The move continues Twitter owner Elon Musk's feud with media organizations. He publicly endorsed the new label for NPR, claiming the outlet falls under policy language that defines state-affiliated media "as outlets where the state exercises control over editorial content."
The NPR Twitter account is now labeled "US state-affiliated media," similar to how RT and Xinhua are labeled "Russia state-affiliated media" and "China state-affiliated media." That move contradicted Twitter's own policy on labeling government or state-affiliated media accounts, which said:
State-financed media organizations with editorial independence, like the BBC in the UK or NPR in the US for example, are not defined as state-affiliated media for the purposes of this policy.
Twitter deleted "or NPR in the US" from that line of the policy, apparently doing so shortly after a Washington Post reporter pointed out last night that "Twitter branding @NPR 'state-affiliated media' literally conflicts with its own policy." Twitter removed NPR from the policy sometime after 2:34 am UTC today, Internet Archive captures show.
Twitter not thorough in scrubbing policy
But Twitter wasn't very thorough in scrubbing NPR from its guidelines.

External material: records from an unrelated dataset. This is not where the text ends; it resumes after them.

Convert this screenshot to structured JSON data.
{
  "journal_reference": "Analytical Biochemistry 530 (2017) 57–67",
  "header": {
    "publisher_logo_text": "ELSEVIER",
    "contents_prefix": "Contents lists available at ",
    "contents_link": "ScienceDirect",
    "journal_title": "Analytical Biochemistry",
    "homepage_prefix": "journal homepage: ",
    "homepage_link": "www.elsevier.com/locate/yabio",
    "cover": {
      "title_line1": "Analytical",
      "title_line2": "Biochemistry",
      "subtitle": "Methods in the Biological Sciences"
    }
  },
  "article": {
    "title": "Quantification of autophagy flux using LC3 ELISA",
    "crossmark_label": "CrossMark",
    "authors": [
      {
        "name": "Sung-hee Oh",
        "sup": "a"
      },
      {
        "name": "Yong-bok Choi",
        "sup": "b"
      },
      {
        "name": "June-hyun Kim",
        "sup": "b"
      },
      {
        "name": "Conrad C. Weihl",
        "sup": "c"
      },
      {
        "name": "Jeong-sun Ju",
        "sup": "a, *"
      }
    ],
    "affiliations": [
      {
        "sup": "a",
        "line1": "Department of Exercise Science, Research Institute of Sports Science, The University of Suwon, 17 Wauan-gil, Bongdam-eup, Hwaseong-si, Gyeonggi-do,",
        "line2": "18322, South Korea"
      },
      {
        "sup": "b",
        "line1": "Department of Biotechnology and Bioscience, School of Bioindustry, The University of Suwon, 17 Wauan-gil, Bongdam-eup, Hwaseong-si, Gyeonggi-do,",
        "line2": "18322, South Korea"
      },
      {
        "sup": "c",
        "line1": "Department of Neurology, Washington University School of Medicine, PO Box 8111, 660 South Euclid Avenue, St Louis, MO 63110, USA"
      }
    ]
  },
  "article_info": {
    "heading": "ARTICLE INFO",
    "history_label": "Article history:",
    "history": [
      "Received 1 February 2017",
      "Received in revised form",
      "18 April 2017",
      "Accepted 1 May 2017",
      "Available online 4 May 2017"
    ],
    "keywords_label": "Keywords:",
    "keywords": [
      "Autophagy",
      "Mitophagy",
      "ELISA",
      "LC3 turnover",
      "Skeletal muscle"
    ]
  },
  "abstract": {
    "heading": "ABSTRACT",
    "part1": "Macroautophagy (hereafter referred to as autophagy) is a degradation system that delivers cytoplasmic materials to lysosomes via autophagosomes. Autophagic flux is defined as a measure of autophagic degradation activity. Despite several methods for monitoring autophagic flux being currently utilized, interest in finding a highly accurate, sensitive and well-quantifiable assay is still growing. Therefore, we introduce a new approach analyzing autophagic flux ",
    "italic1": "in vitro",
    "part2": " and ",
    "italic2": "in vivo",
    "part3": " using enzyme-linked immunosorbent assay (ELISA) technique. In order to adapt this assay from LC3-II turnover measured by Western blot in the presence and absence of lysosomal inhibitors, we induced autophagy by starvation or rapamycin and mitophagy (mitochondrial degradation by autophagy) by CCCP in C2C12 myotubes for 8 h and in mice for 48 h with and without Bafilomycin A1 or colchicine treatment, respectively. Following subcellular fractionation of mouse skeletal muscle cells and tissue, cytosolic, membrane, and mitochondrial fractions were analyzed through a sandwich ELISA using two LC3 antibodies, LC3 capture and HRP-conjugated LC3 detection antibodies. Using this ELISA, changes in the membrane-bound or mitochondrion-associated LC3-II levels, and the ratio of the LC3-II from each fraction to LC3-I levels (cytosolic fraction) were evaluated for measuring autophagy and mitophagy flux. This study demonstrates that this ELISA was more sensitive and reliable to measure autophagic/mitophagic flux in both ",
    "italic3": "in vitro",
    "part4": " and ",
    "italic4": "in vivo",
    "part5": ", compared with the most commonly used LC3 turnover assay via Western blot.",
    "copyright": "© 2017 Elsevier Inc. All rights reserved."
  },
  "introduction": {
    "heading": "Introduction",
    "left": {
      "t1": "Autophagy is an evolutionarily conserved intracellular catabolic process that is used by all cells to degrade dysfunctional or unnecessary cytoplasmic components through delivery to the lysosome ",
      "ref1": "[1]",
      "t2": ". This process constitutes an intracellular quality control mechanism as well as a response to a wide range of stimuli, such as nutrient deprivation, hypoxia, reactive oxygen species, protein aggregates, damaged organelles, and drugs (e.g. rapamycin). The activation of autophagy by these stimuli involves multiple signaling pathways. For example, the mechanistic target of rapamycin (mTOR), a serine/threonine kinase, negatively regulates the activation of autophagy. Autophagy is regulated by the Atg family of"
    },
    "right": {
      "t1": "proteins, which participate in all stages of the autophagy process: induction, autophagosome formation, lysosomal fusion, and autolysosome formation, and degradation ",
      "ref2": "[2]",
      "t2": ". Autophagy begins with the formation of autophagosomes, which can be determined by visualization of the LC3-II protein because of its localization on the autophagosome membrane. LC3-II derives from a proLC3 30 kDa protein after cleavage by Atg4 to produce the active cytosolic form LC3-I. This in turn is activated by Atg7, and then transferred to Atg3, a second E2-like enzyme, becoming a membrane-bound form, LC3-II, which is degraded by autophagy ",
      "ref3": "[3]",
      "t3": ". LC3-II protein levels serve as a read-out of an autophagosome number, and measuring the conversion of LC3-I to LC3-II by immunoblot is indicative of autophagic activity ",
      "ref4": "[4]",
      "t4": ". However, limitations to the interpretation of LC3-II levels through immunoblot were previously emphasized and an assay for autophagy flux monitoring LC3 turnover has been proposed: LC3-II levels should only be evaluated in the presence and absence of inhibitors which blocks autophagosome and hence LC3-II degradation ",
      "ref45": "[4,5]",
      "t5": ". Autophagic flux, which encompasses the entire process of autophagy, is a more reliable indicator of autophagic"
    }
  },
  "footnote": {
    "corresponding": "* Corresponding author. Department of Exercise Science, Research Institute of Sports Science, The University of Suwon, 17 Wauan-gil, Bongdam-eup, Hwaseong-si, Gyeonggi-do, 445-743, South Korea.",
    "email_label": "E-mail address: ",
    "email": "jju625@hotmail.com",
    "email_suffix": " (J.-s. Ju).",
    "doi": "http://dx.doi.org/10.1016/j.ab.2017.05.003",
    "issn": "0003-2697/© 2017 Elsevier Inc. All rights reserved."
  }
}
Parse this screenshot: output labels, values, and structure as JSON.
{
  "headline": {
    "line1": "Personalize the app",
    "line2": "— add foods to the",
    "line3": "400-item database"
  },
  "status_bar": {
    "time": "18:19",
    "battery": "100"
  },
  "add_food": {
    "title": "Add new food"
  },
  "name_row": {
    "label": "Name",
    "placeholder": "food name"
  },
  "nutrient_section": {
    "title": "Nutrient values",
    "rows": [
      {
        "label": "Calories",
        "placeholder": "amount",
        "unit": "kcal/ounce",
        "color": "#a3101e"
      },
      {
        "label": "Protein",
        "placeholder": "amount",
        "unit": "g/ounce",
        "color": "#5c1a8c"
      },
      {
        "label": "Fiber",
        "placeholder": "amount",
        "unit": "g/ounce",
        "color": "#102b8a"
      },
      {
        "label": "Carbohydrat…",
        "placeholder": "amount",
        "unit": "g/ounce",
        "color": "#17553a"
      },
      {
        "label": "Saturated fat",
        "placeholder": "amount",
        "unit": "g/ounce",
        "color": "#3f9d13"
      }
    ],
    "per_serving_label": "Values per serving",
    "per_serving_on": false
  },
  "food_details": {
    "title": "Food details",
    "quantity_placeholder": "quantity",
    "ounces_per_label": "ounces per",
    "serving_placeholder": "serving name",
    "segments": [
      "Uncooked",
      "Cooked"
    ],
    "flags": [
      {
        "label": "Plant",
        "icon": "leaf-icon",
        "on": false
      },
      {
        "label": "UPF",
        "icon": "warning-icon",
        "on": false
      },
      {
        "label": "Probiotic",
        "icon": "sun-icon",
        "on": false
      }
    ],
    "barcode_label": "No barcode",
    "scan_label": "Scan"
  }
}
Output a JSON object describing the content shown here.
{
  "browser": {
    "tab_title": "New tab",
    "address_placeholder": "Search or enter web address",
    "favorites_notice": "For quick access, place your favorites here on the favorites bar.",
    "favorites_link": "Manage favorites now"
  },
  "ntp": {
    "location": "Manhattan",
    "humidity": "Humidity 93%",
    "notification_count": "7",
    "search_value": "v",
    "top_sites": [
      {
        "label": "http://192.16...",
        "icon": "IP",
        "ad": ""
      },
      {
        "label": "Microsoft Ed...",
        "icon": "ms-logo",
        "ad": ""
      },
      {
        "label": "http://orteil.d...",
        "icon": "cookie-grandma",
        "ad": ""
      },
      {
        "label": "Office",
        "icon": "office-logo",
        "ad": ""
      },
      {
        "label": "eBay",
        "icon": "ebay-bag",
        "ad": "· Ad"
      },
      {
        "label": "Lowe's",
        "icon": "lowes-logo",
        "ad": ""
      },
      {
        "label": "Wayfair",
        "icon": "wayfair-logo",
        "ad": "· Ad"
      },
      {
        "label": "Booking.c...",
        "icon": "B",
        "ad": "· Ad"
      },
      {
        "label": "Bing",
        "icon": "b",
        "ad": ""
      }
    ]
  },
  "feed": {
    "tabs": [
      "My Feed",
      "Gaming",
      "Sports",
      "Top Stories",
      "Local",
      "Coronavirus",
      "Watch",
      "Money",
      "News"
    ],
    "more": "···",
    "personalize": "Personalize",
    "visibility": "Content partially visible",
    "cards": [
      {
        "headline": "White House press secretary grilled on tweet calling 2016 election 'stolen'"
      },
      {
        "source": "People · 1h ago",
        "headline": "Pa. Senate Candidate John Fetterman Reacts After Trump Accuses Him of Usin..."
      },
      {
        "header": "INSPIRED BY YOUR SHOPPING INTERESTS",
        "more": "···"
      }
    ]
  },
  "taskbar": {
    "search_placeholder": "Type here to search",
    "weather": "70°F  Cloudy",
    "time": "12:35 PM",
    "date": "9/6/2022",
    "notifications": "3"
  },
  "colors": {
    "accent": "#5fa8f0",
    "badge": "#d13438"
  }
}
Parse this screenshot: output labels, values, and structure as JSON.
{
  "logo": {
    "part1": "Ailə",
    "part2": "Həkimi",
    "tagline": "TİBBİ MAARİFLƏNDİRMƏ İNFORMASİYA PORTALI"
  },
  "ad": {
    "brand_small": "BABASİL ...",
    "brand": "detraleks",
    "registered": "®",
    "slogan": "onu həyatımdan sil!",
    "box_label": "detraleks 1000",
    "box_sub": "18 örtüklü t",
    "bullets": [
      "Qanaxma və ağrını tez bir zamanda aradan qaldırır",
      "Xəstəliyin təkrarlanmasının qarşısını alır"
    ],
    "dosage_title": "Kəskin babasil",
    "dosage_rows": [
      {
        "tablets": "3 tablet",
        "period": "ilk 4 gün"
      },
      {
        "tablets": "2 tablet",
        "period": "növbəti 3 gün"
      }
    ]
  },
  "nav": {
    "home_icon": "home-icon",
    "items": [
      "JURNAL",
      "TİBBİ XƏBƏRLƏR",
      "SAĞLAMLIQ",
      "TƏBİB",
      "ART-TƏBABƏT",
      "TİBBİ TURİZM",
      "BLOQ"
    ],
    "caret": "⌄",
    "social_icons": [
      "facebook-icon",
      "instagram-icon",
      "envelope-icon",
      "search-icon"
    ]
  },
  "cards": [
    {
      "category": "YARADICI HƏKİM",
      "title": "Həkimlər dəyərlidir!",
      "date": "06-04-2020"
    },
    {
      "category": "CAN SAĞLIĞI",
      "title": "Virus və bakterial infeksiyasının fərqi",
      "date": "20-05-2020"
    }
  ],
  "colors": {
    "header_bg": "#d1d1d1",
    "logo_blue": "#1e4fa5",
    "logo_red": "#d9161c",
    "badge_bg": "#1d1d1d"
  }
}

There's another Twitter help page that describes the policy and as of today still contained the same language stating that "the BBC in the UK or NPR in the US for example, are not defined as state-affiliated media." The BBC's Twitter accounts have not been labeled as state-affiliated media.
When contacted by Ars today, NPR said, "This must be a mistake as it contradicts Twitter's own guidelines. We have reached out to Twitter to have the label removed."
But Musk appeared to confirm that the change was deliberate in a response to right-wing media personality Benny Johnson, who was once fired from BuzzFeed for 41 instances of plagiarism. Johnson got a reply from Musk today after posting a screenshot of NPR's state-affiliated media tag and writing, "GET REKT @NPR... Nicely done, @elonmusk ?."
Musk replied to Johnson, "Seems accurate," and included a screenshot from a news story quoting this language from Twitter's policy:
State-affiliated media is defined as outlets where the state exercises control over editorial content through financial resources, direct or indirect political pressures, and/or control over production and distribution.
NPR describes itself as "an independent, non-profit media organization," with most of its funding coming from "corporate sponsorships and fees paid by NPR Member organizations." Federal funding indirectly contributes to a large chunk of NPR's revenue because the publicly funded Corporation for Public Broadcasting provides annual grants to public radio stations that pay NPR for programming.
Twitter's "state-affiliated media" tag has an impact on how many people see an account's tweets. "In the case of state-affiliated media entities, Twitter will not recommend or amplify accounts or their Tweets with these labels to people," the company policy says.
Musk's feud with media
The NPR labeling occurred days after Twitter revoked The New York Times' verification badge over the paper stating publicly that it won't pay Twitter's new $1,000-per-month charge for businesses. The NYT lost verification even though the badge hasn't yet been pulled from other accounts that don't pay due to a grace period that Musk said would last a few weeks "unless they tell [us] they won't pay now." Musk also wrote, "The real tragedy of @NYTimes is that their propaganda isn't even interesting," and "their feed is the Twitter equivalent of diarrhea. It's unreadable."
Musk may have similar thoughts about NPR. Yesterday afternoon, he replied with an exclamation point to a tweet criticizing NPR for describing European right-wing politicians as "lobbing a conspiracy theory that elites want people to eat bugs."
Another tweet in the thread, though not the tweet that Musk responded to, said that "NPR thinks people don't like eating bugs because we are racist colonizers" and that "NPR is worse than the propaganda of Maoist schoolchildren during the cultural revolution."